Extract from the PRC RVSM AIC:



This AIC serves as notice of intent to implement RVSM in the Beijing, Guangzhou, Kunming, Lanzhou, Shanghai, Shenyang, Urumqi and Wuhan FIRs and Sector 01 (airspace over the island) of the Sanya FIR on 1600UTC on 21 November 2007. The oceanic airspace of the Sanya FIR (Sectors 02 and 03) has implemented RVSM along with the South China Sea region.

Reduced Vertical Separation Minimum (RVSM) is the vertical separation of 300m (1,000 ft) applied from 8 900 m (FL 291) to 12 500m(FL 411) inclusive. China will implement RVSM in Metric level system. The Flight Level Allocation Scheme (FLAS) is attached in APPENDIX. The airspace from 8 900(FL 291) m to 12 500m (FL 411) will be defined as the RVSM airspace.

Rainboe
11th Oct 2007, 21:52
Well some of you may not like mental conversions, but if you do not have a table and dual scale altimeter and you are cleared to descend to 4100 metres, it's as well to do a quick conversion in your head to see what distance out you would expect to be when you are at 4100 metres altitude- or are some of you so clever you don't need to do that?

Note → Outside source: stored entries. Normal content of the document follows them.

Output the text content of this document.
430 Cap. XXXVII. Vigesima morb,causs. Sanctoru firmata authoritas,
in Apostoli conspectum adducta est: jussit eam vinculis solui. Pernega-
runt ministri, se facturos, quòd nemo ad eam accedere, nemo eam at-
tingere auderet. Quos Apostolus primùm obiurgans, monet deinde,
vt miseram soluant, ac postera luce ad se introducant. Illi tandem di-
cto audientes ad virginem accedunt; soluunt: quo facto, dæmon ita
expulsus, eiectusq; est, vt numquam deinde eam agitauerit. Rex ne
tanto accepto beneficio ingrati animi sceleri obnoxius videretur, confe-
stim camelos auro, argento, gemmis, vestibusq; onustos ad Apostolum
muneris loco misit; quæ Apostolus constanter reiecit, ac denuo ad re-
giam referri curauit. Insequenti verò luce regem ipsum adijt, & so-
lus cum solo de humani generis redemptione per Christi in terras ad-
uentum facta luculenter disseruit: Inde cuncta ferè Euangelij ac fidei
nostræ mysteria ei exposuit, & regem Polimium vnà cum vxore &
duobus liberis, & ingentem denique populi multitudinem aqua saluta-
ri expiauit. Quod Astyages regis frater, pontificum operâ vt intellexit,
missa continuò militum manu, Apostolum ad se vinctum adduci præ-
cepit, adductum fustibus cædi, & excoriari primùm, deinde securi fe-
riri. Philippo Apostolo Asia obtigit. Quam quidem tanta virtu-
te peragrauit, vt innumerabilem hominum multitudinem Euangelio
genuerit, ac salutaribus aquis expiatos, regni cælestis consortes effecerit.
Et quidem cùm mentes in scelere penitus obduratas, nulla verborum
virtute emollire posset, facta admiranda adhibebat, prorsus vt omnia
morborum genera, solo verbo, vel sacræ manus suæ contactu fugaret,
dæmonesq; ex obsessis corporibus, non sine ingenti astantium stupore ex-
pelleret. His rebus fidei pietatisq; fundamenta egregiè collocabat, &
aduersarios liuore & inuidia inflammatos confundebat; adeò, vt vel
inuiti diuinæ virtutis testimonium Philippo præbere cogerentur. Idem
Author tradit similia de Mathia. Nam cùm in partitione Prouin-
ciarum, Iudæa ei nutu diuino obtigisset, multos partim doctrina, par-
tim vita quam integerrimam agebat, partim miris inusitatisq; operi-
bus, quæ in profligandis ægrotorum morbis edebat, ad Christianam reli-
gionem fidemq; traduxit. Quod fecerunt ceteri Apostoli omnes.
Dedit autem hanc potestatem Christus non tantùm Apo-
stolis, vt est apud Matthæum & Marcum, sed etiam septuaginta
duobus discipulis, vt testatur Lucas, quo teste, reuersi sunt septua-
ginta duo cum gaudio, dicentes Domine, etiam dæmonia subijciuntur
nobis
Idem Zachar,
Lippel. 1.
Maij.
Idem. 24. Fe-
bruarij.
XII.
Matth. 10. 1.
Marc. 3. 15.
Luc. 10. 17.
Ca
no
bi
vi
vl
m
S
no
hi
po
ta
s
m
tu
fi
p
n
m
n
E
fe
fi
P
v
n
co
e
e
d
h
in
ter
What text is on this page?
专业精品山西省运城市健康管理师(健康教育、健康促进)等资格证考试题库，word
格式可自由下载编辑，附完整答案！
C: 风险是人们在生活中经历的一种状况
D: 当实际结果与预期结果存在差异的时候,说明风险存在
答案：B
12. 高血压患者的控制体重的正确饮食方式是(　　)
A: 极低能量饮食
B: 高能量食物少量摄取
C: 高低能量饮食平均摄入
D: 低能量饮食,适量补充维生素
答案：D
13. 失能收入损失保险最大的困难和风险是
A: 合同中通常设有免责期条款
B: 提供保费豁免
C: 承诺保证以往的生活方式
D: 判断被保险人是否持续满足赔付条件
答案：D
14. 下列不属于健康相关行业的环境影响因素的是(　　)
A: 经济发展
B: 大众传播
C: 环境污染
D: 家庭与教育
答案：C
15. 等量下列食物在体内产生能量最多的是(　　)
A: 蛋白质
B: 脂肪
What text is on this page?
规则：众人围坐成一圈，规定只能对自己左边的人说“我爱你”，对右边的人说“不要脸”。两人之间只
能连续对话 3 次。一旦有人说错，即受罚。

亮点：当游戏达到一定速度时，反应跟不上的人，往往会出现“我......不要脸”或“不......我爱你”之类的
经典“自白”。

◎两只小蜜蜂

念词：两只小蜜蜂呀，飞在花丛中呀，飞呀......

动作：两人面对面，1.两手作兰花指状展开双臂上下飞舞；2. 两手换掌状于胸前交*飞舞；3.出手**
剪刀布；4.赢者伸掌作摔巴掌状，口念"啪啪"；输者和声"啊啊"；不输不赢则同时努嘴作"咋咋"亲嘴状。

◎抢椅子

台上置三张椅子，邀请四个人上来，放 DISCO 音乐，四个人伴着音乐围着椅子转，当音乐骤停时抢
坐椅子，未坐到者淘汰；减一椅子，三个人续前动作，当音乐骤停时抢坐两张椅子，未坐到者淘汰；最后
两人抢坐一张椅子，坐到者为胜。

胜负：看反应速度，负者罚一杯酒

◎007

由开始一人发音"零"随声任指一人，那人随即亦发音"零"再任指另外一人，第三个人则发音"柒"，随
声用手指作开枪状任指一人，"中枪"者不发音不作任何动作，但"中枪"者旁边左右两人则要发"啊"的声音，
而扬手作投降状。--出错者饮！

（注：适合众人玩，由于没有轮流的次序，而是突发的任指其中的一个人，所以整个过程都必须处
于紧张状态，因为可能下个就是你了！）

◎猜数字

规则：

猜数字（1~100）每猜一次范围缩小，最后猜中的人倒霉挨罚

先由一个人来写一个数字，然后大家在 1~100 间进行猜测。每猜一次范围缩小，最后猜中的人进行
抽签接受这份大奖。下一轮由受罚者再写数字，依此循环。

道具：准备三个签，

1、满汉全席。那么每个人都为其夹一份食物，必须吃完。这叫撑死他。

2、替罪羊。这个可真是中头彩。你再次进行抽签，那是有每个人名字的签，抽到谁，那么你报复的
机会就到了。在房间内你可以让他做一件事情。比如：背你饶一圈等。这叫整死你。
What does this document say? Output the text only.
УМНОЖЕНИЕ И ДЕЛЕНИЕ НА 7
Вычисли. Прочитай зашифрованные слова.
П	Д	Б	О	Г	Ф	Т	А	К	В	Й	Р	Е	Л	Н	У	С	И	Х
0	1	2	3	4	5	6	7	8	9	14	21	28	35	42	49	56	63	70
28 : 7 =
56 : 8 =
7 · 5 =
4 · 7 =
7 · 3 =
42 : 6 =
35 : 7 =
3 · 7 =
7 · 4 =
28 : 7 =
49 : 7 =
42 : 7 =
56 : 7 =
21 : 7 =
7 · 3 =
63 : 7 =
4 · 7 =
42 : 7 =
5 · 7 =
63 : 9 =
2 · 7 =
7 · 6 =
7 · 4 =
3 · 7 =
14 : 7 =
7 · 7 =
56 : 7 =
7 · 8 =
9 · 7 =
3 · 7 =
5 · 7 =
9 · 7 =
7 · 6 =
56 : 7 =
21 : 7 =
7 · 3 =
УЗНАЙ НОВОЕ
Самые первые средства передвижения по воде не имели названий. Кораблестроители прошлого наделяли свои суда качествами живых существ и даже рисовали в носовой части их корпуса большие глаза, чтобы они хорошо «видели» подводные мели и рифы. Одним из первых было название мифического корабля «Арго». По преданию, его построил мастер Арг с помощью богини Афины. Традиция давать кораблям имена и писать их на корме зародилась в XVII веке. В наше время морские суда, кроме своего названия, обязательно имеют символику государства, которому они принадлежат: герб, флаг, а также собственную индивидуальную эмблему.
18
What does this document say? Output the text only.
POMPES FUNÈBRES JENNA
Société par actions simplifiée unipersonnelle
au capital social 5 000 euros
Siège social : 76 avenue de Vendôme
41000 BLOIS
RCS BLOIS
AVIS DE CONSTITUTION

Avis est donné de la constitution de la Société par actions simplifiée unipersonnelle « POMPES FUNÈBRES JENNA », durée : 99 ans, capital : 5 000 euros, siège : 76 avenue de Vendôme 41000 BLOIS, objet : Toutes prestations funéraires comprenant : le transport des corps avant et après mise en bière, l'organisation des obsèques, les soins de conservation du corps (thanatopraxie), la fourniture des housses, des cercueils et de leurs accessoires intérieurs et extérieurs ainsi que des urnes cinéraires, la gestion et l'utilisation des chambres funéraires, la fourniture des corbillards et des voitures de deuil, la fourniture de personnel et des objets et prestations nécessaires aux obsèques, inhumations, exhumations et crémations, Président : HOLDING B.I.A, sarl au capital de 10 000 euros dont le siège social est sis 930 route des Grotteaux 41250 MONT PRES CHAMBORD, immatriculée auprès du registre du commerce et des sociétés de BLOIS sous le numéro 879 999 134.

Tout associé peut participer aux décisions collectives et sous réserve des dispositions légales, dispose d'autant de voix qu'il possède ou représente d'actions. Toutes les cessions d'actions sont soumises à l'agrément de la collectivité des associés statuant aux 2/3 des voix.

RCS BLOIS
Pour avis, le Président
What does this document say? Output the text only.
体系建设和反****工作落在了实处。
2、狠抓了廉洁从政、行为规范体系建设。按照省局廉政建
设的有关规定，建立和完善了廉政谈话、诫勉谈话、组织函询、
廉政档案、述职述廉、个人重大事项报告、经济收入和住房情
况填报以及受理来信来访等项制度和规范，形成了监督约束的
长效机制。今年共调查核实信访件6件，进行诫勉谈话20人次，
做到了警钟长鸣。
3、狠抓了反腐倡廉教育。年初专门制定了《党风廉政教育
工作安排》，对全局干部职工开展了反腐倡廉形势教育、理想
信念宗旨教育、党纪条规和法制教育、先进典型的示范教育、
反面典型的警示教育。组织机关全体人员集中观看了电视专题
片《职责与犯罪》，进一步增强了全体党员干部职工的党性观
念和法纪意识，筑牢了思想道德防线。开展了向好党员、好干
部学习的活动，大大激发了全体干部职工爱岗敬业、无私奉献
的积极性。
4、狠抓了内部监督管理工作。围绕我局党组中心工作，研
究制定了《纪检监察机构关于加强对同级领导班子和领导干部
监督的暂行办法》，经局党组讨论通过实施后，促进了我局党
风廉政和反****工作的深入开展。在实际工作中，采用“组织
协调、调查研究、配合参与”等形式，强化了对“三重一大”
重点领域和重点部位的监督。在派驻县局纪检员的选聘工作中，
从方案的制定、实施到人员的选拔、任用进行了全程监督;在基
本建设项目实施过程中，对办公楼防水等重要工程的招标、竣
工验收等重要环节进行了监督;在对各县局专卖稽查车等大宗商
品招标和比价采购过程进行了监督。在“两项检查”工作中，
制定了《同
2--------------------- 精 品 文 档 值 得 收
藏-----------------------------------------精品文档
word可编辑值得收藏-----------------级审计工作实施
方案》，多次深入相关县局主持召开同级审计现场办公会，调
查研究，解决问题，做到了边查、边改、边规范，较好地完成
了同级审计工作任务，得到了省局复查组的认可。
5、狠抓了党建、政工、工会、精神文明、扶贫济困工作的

Standby for a rapid mental calc to turn kms into miles! But then some of you obviously don't need that!

Willit Run
12th Oct 2007, 21:20
In my company,we fly to China and Russia regularly. Most everyone has a clipboard that we use to hold the flight plan. Affixed to these clipboards is a conversion chart. Keep it simple! You can use a calculator if you want, but that introduces another chance of an error. Keep it simple! We fly Classic 747's and do not have metric altimiters. most all the jepp charts for the areas concerned have the correct altitudes that the countries use, plua a conversion chart on them. For those of us over forty, we like to use the large print editions! Keep it simple!

None
13th Oct 2007, 15:18
767-300ER,

I fly the ER to Moscow and via RFE (trans-Sibera) routes between ANC-ICN. Our altimeters do not have metric...we use conversion charts provided by Jeppesen (Ch. 5, tables & codes). The PM reads back the metric alt to ATC, the RP states the equivilent in feet, and the PF puts it in both the MCP alt window and the FMS. As a technique, the PM also puts the metric altitude in the VOR course select window. The FMS will take the altitude in feet to tens of feet.

We do not use QFE at Moscow. Using QFE means you cannot use VNAV and you cannot use EGPWS. Moscow will give you a QNH on request. Also, the ACARS current weather has QNH on it as a quality check tool.

The Jepp charts for Moscow have everything you need to fly either a QNH or a QFE approach.